Remember those old canvas tents some of us grew up with? The ones that got that musty smell and if you leaned up against them in the middle of the night, that’s where the moisture would come in? Or if it rained, the rain would find the low point on the canvas to come through, and you would wake up in the middle of the night, with water dripping on you from the ceiling? You are free to still be hauling around one of those old canvas tents if you want, but here’s good news: they make new ones now that don’t leak, that don’t smell musty, that are easier to set up and take down, and are lighter weight. But it’s up to you which kind of tent you want to use as your dwelling. Contentment or discontentment?
We aren’t so different from the Israelites, right? Ever stay in a bad situation because it’s easier to stay with the devil you know? Ever settle for less than you could be doing because, well, it’s not great, but it’s tough to make a change, and, truth be told, complaining about it is easier than changing?
The Israelites had just been brought through a huge change. And it was time to learn a new skill. Trust in God.
To feed them, God gave the Israelites the gift of manna, a fine flaky substance that appeared on the ground every morning. It was so peculiar, new, wondrous, that the people ask, “What is it?”—in Hebrew, it sounds like “Manna?” and the name sticks.

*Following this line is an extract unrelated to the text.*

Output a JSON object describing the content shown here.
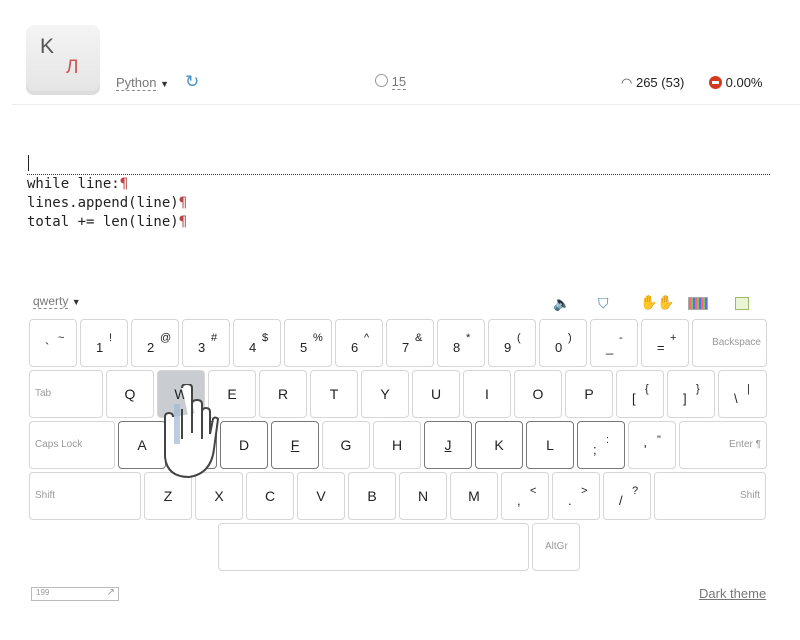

The food is wondrous not only because it appears overnight while they are asleep, in this barren place, out of nowhere – or solely out of the abundance of God – but it’s theirs with no work, no slave labor, just grace, here it is.
It is also wondrous because it has special built-in properties to make sure everyone gets enough. Just enough. They have to collect it each day. There’s exactly enough to go around. No more, no less. If they try to hoard it for the next day, it rots. The exception is on the Sabbath when the people aren’t supposed to do any work. On the day before the Sabbath, they can collect enough for the Sabbath too, and it will last.
Like all new things, it takes some practice. Some people hoard, and all they have to show for it is a bunch of moldy manna. Some people don’t collect enough for the Sabbath, and when the Sabbath comes, there’s no manna for them. Trust—says God, trust me—and follow my instructions—they’re trustworthy, too. Trust, listen to me and obey, and you can dwell in contentment.
In Jesus, God took the life of contentment one step further. Jesus was not just someone who gave physical bread, although feeding hungry people is one of the commands Jesus gives and one of the things his ministry on earth was about. He wasn’t content to just make sure people had full bellies and their physical needs met; Jesus came to be bread of life – the source for spiritual contentment as well, the source of joy and contentment in any situation, in plenty and in want, in easy times and in times of struggle and challenge. Don’t be content with physical stuff. Don’t try to find contentment with the things of this world that are here today and gone tomorrow. Seek God’s kingdom. Seek the food that endures for eternal life. Jesus offers himself, and walking with Jesus, feasting with Jesus, eating the bread he gives us, which is himself, we can know contentment wherever we find ourselves. Even in the midst of a desert. Even when provisions seem scarce or we don’t know exactly where the journey leads, Jesus will be our sustenance and guide if we let him. We can dwell in content. We can know what is enough, who is enough.